Foremost consequence of Furo’s journey was the burning sensation on the bridge of his nose, which made his eyes water when he mopped his sweating face with his handkerchief. But the gruelling trek, and the unrelenting lash of the sun, the total pointlessness of his fatigue, also bleached his mind of clinging delusions and helped him decide where to go. To Lekki, stamping ground of the Lagos rich. He would go to The Palms, the largest mall in Lagos.
There, at least, the air conditioning was free.
And it was far from Egbeda, as far from his family as he could go in Lagos.
And then again, there would be others who looked like him.
Getting to Lekki from Maryland would involve hopping buses. There was a BRT bus terminus at Maryland Junction, and Furo, opting for the cheaper ride over the faster minibuses, approached one of the ticketing agents. After surprising the woman with his accent, he bought a one-way ticket to Marina. He boarded the bus, chose a window seat near the back, and rested his tired head against the sweat-smudged glass. While the bus was filling up with passengers, Furo avoided looking at his face in the glass, a wasted effort, because by the time the bus set off, he had noticed that his hands were shaking from hunger, and that the spray of hair on his forearms seemed to change colour from red to orange in the slant of sunlight, and that some of the glances he drew from the other passengers were sympathetic, concerned, almost pitying of the plight that was evident in his skin. During the bumpy, unhurried, many-stop ride, he also noticed, always in front of him, the persistent presence of a nose that smarted from sunburn.

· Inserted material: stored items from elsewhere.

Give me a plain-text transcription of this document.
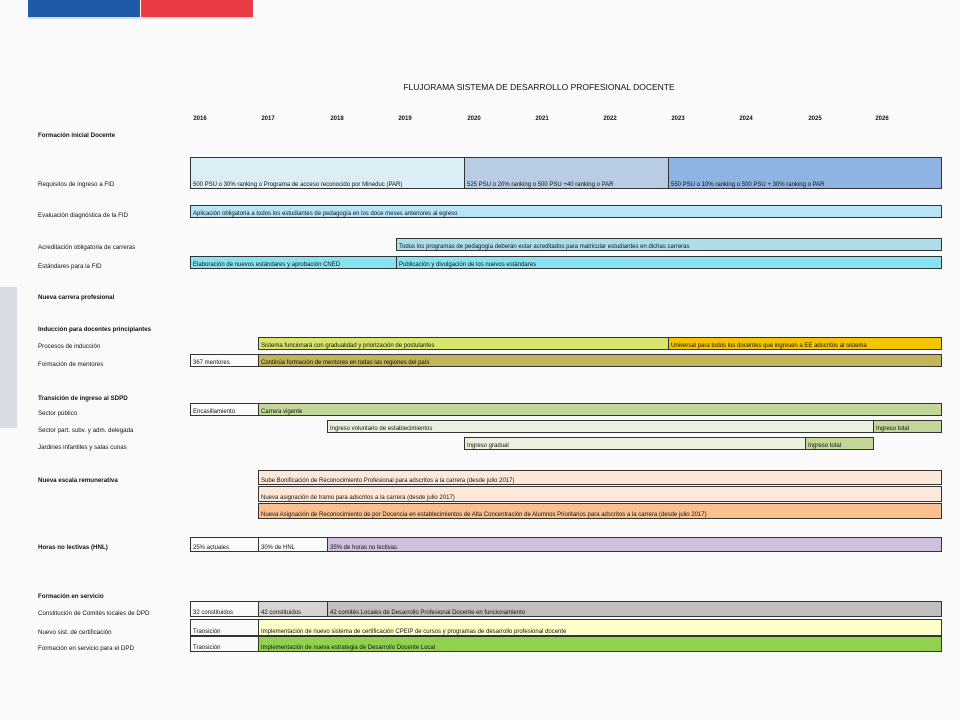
FLUJORAMA SISTEMA DE DESARROLLO PROFESIONAL DOCENTE
2016	2017	2018	2019	2020	2021	2022	2023	2024	2025	2026
Formación inicial Docente
Requisitos de ingreso a FID	500 PSU o 30% ranking o Programa de acceso reconocido por Mineduc (PAR)	525 PSU o 20% ranking o 500 PSU +40 ranking o PAR	550 PSU o 10% ranking o 500 PSU + 30% ranking o PAR
Evaluación diagnóstica de la FID	Aplicación obligatoria a todos los estudiantes de pedagogía en los doce meses anteriores al egreso
Acreditación obligatoria de carreras	Todos los programas de pedagogía deberán estar acreditados para matricular estudiantes en dichas carreras
Estándares para la FID	Elaboración de nuevos estándares y aprobación CNED	Publicación y divulgación de los nuevos estándares
Nueva carrera profesional
Inducción para docentes principiantes
Procesos de inducción	Sistema funcionará con gradualidad y priorización de postulantes	Universal para todos los docentes que ingresen a EE adscritos al sistema
Formación de mentores	367 mentores	Continúa formación de mentores en todas las regiones del país
Transición de ingreso al SDPD
Sector público	Encasillamiento	Carrera vigente
Sector part. subv. y adm. delegada	Ingreso voluntario de establecimientos	Ingreso total
Jardines infantiles y salas cunas	Ingreso gradual	Ingreso total
Nueva escala remunerativa	Sube Bonificación de Reconocimiento Profesional para adscritos a la carrera (desde julio 2017)
Nueva asignación de tramo para adscritos a la carrera (desde julio 2017)
Nueva Asignación de Reconocimiento de por Docencia en establecimientos de Alta Concentración de Alumnos Prioritarios para adscritos a la carrera (desde julio 2017)
Horas no lectivas (HNL)	25% actuales	30% de HNL	35% de horas no lectivas
Formación en servicio
Constitución de Comités locales de DPD	32 constituidos	42 constituidos	42 comités Locales de Desarrollo Profesional Docente en funcionamiento
Nuevo sist. de certificación	Transición	Implementación de nuevo sistema de certificación CPEIP de cursos y programas de desarrollo profesional docente
Formación en servicio para el DPD	Transición	Implementación de nueva estrategia de Desarrollo Docente Local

He had lunch at Marina. Again eba and egusi soup, and again in a buka, but this time with no incident more remarkable than cheering cries from a gaggle of area boys, motor park hooligans, who gathered outside the buka to watch him eat. After he settled the bill, he strode blank-faced through a swarm of child beggars till he reached the BRT bus stand, and when the last of the beggars, the most determined, a pretty Chadian girl who tugged at her pigtails as she recited her tired script, finally gave up and shuffled off, he settled on to the bench to await the arrival of the bus to Lekki. The skyline ahead of him was the postcard image of Lagos, the agglomeration of high-rises that landmarked the financial district of Broad Street, and averting his eyes from this view in boredom, Furo gazed over the murky waters lapping against the marina behind his bench. On the far shore floated a metropolis of cargo ships and derrick rigs. Canoes and old tugboats crawled across the waterway, their paddles digging and outboard motors chugging. Scavenging egrets soared and squabbled over the sluggish waves of Five Cowrie Creek: that dumpsite for market refuse and road-kill carcasses; that open sewer into which the homeless and the shameless emptied their bowels in public view. Furo could see them now, men mostly, squatted along the marina wall with trousers rucked around their ankles and faces straining from the pleasure of bursting haemorrhoids. The familiar smell of Lagos motor parks, marijuana and tobacco smoke mingled with the stench of petrochemicals and moonshine alcohol and human effluence, blew on a breeze from the water’s edge: a dizzying mix that Furo was happy to turn his back on as his bus pulled up.